Is there a good space for a BBQ?

James, an app developer, has something else front of mind.

“I just need to know one thing: is there space for a decently sized BBQ?”

> James, the floorplan is your best mate here. While the floorplan in the listing may not be millimetre perfect the scale should be accurate enough to get a good understanding of the available space for your BBQ or anything else. Step out the measurements in your current house to compare the size of rooms. If you really want to get a feel for the layout and how your furniture will fit you can draw up your own floorplan with a tool like Floorplanner.

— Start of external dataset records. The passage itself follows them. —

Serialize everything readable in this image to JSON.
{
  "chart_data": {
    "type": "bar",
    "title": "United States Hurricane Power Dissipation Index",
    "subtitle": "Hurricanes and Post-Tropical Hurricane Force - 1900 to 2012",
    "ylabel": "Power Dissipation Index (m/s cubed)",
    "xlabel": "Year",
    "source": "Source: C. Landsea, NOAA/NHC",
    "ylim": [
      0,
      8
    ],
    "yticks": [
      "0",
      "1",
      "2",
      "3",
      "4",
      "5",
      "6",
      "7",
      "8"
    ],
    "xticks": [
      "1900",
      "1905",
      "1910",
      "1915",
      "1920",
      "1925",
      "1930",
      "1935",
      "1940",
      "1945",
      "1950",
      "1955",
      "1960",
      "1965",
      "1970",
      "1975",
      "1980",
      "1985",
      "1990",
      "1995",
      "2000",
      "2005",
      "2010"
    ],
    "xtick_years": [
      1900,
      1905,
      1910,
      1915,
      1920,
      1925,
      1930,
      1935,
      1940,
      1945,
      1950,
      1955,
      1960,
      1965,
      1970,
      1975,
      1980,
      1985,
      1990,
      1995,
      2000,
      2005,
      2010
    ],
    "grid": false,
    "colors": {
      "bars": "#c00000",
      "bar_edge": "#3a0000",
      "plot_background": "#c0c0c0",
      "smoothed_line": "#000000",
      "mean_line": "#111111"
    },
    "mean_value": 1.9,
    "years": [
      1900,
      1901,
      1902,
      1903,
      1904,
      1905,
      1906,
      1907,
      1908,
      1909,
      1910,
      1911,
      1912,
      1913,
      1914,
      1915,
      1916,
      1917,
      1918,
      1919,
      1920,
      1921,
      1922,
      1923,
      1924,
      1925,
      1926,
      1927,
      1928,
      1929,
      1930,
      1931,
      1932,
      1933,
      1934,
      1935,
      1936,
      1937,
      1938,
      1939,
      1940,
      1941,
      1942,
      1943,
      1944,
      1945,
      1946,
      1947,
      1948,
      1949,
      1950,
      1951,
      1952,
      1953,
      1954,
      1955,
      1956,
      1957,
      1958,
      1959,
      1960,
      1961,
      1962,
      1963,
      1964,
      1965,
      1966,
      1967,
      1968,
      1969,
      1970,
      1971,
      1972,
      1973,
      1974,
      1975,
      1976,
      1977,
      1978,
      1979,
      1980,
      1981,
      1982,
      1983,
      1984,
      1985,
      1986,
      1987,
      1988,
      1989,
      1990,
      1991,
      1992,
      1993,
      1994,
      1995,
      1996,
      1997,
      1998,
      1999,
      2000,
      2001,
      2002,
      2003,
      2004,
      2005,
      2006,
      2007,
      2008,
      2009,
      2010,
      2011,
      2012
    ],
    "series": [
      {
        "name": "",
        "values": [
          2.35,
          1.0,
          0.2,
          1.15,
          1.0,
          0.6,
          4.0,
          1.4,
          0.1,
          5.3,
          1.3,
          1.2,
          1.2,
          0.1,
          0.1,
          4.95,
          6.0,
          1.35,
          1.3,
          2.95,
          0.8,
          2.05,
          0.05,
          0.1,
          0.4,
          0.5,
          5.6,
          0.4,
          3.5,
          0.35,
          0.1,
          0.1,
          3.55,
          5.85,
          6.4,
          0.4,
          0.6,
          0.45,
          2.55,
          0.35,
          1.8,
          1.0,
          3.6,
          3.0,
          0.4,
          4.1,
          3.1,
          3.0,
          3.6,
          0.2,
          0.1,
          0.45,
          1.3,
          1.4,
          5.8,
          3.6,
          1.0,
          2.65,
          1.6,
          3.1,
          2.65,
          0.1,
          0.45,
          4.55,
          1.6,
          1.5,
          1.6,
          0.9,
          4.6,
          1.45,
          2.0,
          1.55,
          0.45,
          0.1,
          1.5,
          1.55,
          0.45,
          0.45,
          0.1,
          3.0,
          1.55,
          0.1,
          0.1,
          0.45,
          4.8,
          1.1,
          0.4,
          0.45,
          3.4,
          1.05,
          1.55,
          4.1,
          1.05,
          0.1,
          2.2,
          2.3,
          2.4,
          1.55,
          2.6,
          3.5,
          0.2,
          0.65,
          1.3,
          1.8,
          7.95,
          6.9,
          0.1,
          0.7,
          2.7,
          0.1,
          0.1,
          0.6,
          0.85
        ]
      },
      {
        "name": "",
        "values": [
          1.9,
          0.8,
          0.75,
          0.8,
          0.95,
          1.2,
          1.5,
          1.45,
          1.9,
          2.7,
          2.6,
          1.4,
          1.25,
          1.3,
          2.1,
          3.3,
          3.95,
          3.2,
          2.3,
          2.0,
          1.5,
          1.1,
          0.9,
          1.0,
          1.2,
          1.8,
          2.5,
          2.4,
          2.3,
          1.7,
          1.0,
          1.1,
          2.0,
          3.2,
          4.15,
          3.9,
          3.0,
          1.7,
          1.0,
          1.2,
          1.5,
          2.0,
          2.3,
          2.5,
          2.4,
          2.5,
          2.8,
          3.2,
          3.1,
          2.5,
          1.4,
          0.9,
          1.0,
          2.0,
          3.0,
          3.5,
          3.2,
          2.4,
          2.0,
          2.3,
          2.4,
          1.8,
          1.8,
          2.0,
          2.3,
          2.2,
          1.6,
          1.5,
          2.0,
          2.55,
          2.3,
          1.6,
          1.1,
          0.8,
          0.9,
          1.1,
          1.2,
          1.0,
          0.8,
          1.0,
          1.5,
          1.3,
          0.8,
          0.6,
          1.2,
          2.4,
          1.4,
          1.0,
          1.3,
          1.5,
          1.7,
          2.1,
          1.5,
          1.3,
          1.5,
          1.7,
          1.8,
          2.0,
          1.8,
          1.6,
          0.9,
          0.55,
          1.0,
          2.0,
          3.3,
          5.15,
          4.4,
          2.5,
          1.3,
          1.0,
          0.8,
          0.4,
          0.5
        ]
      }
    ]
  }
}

If you’re looking for a home to live in of course you’ll want to see it in real life before you decide whether to make an offer, which at the moment means booking a private inspection, so you want to save that for the real contenders. Refine your shortlist by completing a thorough inspection checklist first and you’ll be a lot less likely to be disappointed when you get there!

If you’re buying an investment property and won’t personally be living there it pays not to get caught up in cosmetic details – a remote inspection may be all you need to make a confident choice.

By the way, this author’s first point of inspection? The cupboard under the kitchen sink for any signs of water damage…you’ll have to ask the selling agent to send you a photo for this one!